Весной женщины, следуя обычаям своего пола, присвоили себе новую форму. Это был тайёр, белая и черная нить — очень трудно изготовляемая ткань, торжество Ахилла. Рош, желавший заказать кусков сто этой материи, приехал в Пон-де-Лер и нашел цену чересчур высокой.
— Вы знаете, месье Ахилл, я с вами никогда не торгуюсь, но обратите ваше внимание на то, что я нашел такую же, и очень хорошую ткань, на два франка дешевле вашей.
— Невозможно… Или это просто дрянь, совсем иначе выделанная, чем в Валле.
— Вы меня извините, — сказал Рош таинственно, — этот товар похож на ваш как две капли воды и изготовлен он недалеко отсюда.
— Паскаль Буше? — спросил Ахилл, подняв брови; ужасное подозрение его охватило.
Рош развел руками и скромно улыбнулся: это был его остроумный метод ввести в заблуждение, не произнося громко лжи. У Ахилла все покраснело перед глазами.

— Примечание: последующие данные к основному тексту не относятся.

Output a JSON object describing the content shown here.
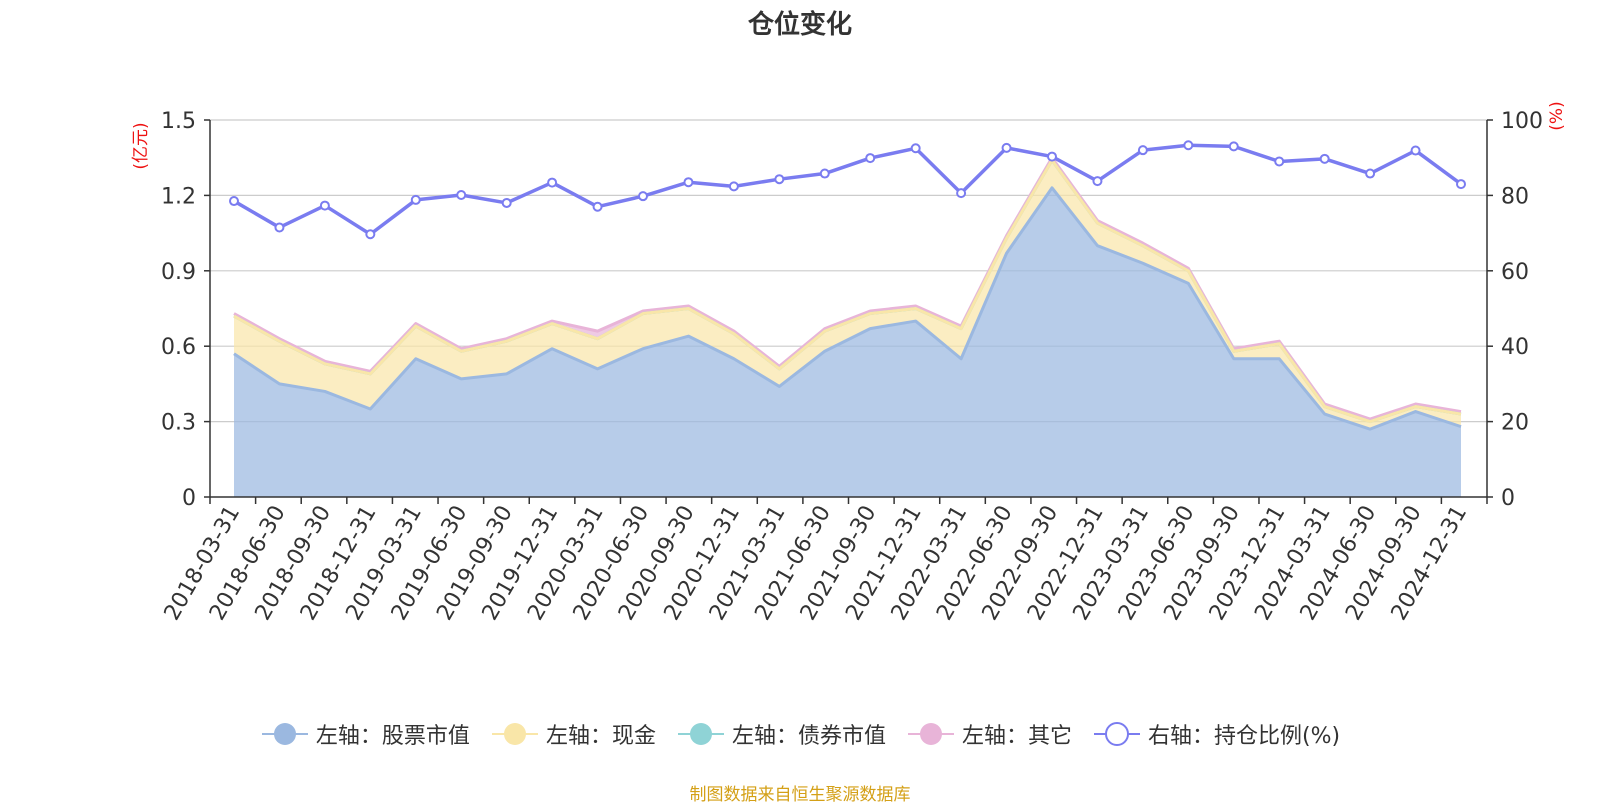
{
  "chart_data": {
    "type": "area",
    "title": "仓位变化",
    "categories": [
      "2018-03-31",
      "2018-06-30",
      "2018-09-30",
      "2018-12-31",
      "2019-03-31",
      "2019-06-30",
      "2019-09-30",
      "2019-12-31",
      "2020-03-31",
      "2020-06-30",
      "2020-09-30",
      "2020-12-31",
      "2021-03-31",
      "2021-06-30",
      "2021-09-30",
      "2021-12-31",
      "2022-03-31",
      "2022-06-30",
      "2022-09-30",
      "2022-12-31",
      "2023-03-31",
      "2023-06-30",
      "2023-09-30",
      "2023-12-31",
      "2024-03-31",
      "2024-06-30",
      "2024-09-30",
      "2024-12-31"
    ],
    "left_axis": {
      "unit": "(亿元)",
      "ylim": [
        0,
        1.5
      ],
      "ticks": [
        "0",
        "0.3",
        "0.6",
        "0.9",
        "1.2",
        "1.5"
      ]
    },
    "right_axis": {
      "unit": "(%)",
      "ylim": [
        0,
        100
      ],
      "ticks": [
        "0",
        "20",
        "40",
        "60",
        "80",
        "100"
      ]
    },
    "series": [
      {
        "name": "左轴：股票市值",
        "axis": "left",
        "color": "#9bb8e0",
        "values": [
          0.57,
          0.45,
          0.42,
          0.35,
          0.55,
          0.47,
          0.49,
          0.59,
          0.51,
          0.59,
          0.64,
          0.55,
          0.44,
          0.58,
          0.67,
          0.7,
          0.55,
          0.97,
          1.23,
          1.0,
          0.93,
          0.85,
          0.55,
          0.55,
          0.33,
          0.27,
          0.34,
          0.28
        ]
      },
      {
        "name": "左轴：现金",
        "axis": "left",
        "color": "#f9e6a8",
        "values": [
          0.15,
          0.17,
          0.11,
          0.14,
          0.13,
          0.11,
          0.13,
          0.1,
          0.12,
          0.14,
          0.11,
          0.1,
          0.07,
          0.08,
          0.06,
          0.05,
          0.12,
          0.06,
          0.11,
          0.09,
          0.07,
          0.05,
          0.03,
          0.06,
          0.03,
          0.03,
          0.02,
          0.05
        ]
      },
      {
        "name": "左轴：债券市值",
        "axis": "left",
        "color": "#8fd3d6",
        "values": [
          0,
          0,
          0,
          0,
          0,
          0,
          0,
          0,
          0,
          0,
          0,
          0,
          0,
          0,
          0,
          0,
          0,
          0,
          0,
          0,
          0,
          0,
          0,
          0,
          0,
          0,
          0,
          0
        ]
      },
      {
        "name": "左轴：其它",
        "axis": "left",
        "color": "#e8b4d8",
        "values": [
          0.01,
          0.01,
          0.01,
          0.01,
          0.01,
          0.01,
          0.01,
          0.01,
          0.03,
          0.01,
          0.01,
          0.01,
          0.01,
          0.01,
          0.01,
          0.01,
          0.01,
          0.01,
          0.01,
          0.01,
          0.01,
          0.01,
          0.01,
          0.01,
          0.01,
          0.01,
          0.01,
          0.01
        ]
      },
      {
        "name": "右轴：持仓比例(%)",
        "axis": "right",
        "color": "#7a7cf0",
        "values": [
          78.5,
          71.5,
          77.3,
          69.7,
          78.8,
          80.1,
          78.0,
          83.4,
          77.0,
          79.8,
          83.5,
          82.4,
          84.3,
          85.8,
          89.9,
          92.5,
          80.6,
          92.6,
          90.3,
          83.8,
          92.0,
          93.3,
          93.0,
          89.0,
          89.7,
          85.8,
          91.9,
          83.0
        ]
      }
    ]
  },
  "source": "制图数据来自恒生聚源数据库"
}
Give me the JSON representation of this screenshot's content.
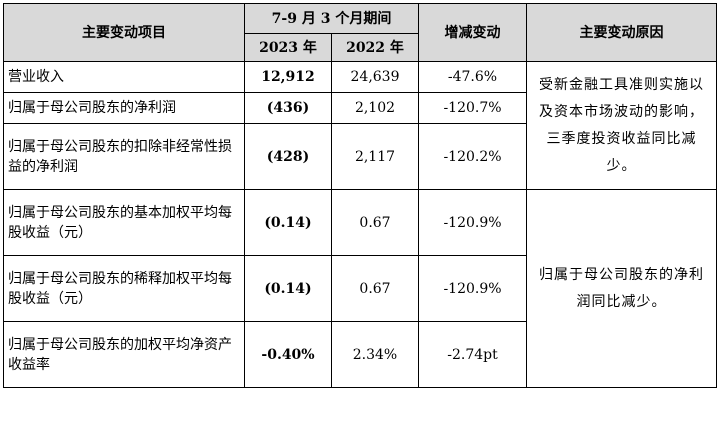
{
  "header": {
    "col_item": "主要变动项目",
    "col_period": "7-9 月 3 个月期间",
    "col_2023": "2023 年",
    "col_2022": "2022 年",
    "col_change": "增减变动",
    "col_reason": "主要变动原因"
  },
  "rows": [
    {
      "item": "营业收入",
      "y2023": "12,912",
      "y2022": "24,639",
      "change": "-47.6%"
    },
    {
      "item": "归属于母公司股东的净利润",
      "y2023": "(436)",
      "y2022": "2,102",
      "change": "-120.7%"
    },
    {
      "item": "归属于母公司股东的扣除非经常性损益的净利润",
      "y2023": "(428)",
      "y2022": "2,117",
      "change": "-120.2%"
    },
    {
      "item": "归属于母公司股东的基本加权平均每股收益（元）",
      "y2023": "(0.14)",
      "y2022": "0.67",
      "change": "-120.9%"
    },
    {
      "item": "归属于母公司股东的稀释加权平均每股收益（元）",
      "y2023": "(0.14)",
      "y2022": "0.67",
      "change": "-120.9%"
    },
    {
      "item": "归属于母公司股东的加权平均净资产收益率",
      "y2023": "-0.40%",
      "y2022": "2.34%",
      "change": "-2.74pt"
    }
  ],
  "reasons": {
    "group1": "受新金融工具准则实施以及资本市场波动的影响，三季度投资收益同比减少。",
    "group2": "归属于母公司股东的净利润同比减少。"
  }
}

— Этот человек неисправим, — сказал он с горечью. — Его отец был плут, его дед тоже был плут. Ничего с ним не поделаешь… Он вам назначает на два франка меньше? Скажите ему от меня, что, какова бы ни была его цена, моя будет на десять сантимов ниже.
В тот же вечер он написал месье Перрюелю, своему представителю в Париже, чтобы тот пошел показать образцы Деландру, клиенту одного только Паскаля.

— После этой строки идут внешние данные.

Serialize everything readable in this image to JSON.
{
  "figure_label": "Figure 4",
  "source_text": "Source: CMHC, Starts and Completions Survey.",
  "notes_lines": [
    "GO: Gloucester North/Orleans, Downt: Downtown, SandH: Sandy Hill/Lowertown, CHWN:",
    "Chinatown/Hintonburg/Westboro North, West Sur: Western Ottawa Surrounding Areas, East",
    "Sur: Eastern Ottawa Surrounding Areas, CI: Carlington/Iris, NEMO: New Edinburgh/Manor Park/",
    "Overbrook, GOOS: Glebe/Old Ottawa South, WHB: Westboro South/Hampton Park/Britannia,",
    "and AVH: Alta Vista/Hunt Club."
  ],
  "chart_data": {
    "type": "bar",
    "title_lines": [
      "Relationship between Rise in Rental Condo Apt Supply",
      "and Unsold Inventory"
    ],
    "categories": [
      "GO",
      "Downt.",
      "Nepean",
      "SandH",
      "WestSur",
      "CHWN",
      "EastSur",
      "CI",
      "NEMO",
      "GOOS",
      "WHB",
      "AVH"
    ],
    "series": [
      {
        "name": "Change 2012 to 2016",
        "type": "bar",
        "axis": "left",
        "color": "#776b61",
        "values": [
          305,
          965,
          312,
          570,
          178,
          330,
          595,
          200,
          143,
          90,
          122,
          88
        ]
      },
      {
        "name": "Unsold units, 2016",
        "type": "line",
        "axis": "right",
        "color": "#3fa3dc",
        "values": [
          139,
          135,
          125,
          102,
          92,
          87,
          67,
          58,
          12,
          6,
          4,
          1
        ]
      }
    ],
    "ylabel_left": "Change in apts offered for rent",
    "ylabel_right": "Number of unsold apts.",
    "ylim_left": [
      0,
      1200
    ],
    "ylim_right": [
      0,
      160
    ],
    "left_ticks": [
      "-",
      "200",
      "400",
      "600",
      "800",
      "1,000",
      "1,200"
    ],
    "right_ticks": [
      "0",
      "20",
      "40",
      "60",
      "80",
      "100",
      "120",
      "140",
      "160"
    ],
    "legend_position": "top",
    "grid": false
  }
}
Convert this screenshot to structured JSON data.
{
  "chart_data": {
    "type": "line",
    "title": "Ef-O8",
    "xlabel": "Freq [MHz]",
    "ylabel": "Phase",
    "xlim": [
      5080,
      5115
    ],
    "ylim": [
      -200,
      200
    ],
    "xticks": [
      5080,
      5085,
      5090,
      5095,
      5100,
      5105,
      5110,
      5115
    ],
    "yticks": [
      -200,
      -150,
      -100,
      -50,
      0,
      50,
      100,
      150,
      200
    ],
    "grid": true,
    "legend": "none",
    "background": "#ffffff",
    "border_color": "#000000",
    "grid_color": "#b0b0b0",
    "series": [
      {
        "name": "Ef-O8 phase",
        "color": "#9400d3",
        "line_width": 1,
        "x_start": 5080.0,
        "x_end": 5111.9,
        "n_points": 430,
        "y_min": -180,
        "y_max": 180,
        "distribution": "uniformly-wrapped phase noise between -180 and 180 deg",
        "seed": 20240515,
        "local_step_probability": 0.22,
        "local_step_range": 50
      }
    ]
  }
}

Так наступил конец этому длительному перемирию. Как только Паскаль узнал про то, что он, будучи сам ни в чем неповинен, мог справедливо считать за предательство, тотчас же в нем опять загорелись мрачным огнем подернутые было пеплом довоенные обиды. Сладость ненависти и жажда сражения возбудили этого старого борца. Какая-то тайная история с пальто, ужасная драма с фланелью, — все это возникло в его сновидениях, разбудило его среди ночи, яростного, задыхающегося; и все это он высказал страшному видению Ахилла, исчезнувшему только с рассветом. Он уехал в Париж, побежал к Рошу и Лозерону и предложил им тысячу кусков по их цене, какова бы она ни была. Это была уже настоящая война.

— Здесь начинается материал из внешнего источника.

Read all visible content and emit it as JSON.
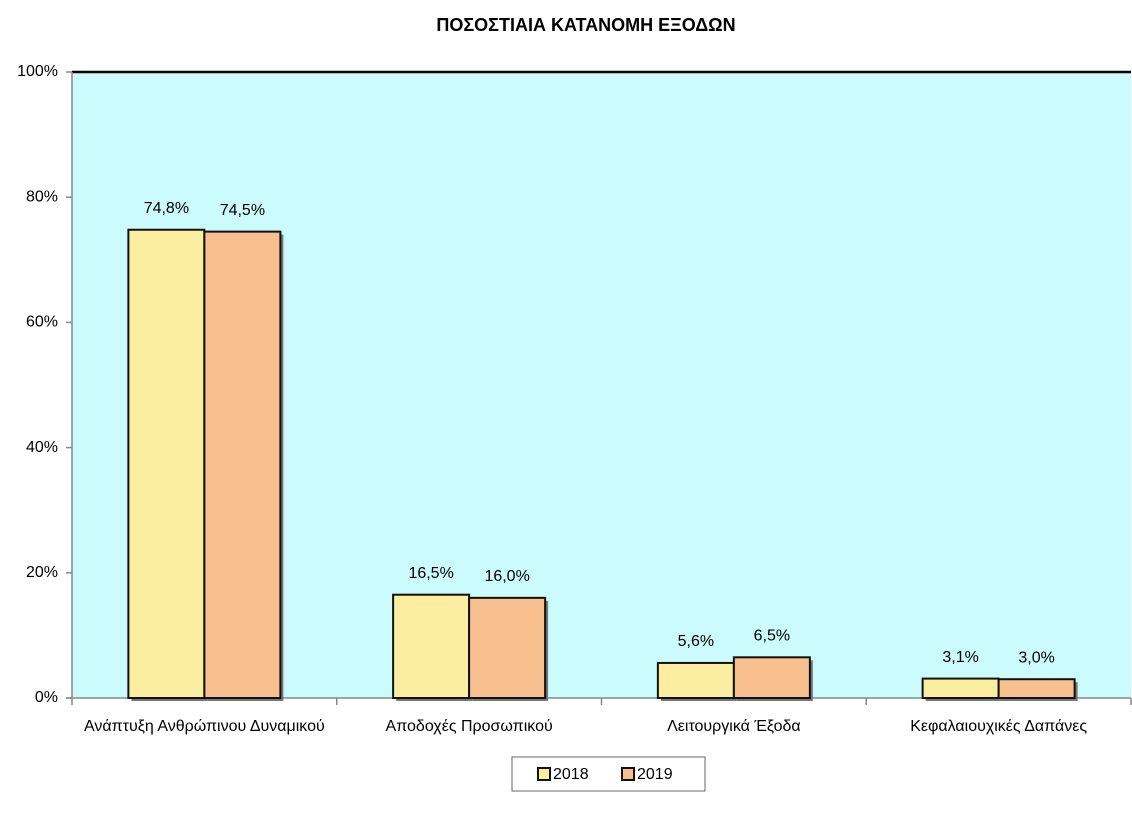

Вскоре Франсуазе пришлось выслушивать сменяющиеся жалобы и оскорбительные речи отца и Ахилла. Каждый из них приходил именно тогда, когда знал наверняка, что не встретит другого. Когда случайность все-таки их сводила, оба обращались в бегство.
Бодро переходя из одного лагеря в другой, она старалась водворить между ними мир. Но напрасно сказала она как-то Паскалю:
— Уверяю вас, что тут просто какое-то недоразумение. Я расспрашивала Антуана и его деда, они совершенно чистосердечно думают, что наоборот — вы нарушили свои обязательства.
— Arcades ambo, — сказал Буше. — Я покажу им, какими дровами я топлюсь.
Напрасно умоляла она Ахилла:
— Мой отец уверяет, что борьба началась опять по вашей вине… Он совершенно искренно убежден в своей правоте. Почему бы вам не объясниться с ним? Можно вас пригласить вместе обедать?
— Нет, нет! — проворчал Ахилл. — Не нужны мне никакие его объяснения. Я знаю его сорок лет, вашего отца, мне этого довольно.
После его ухода Франсуаза долго смотрела на мужа с тем исключительно серьезным выражением, которое всегда пугало Антуана.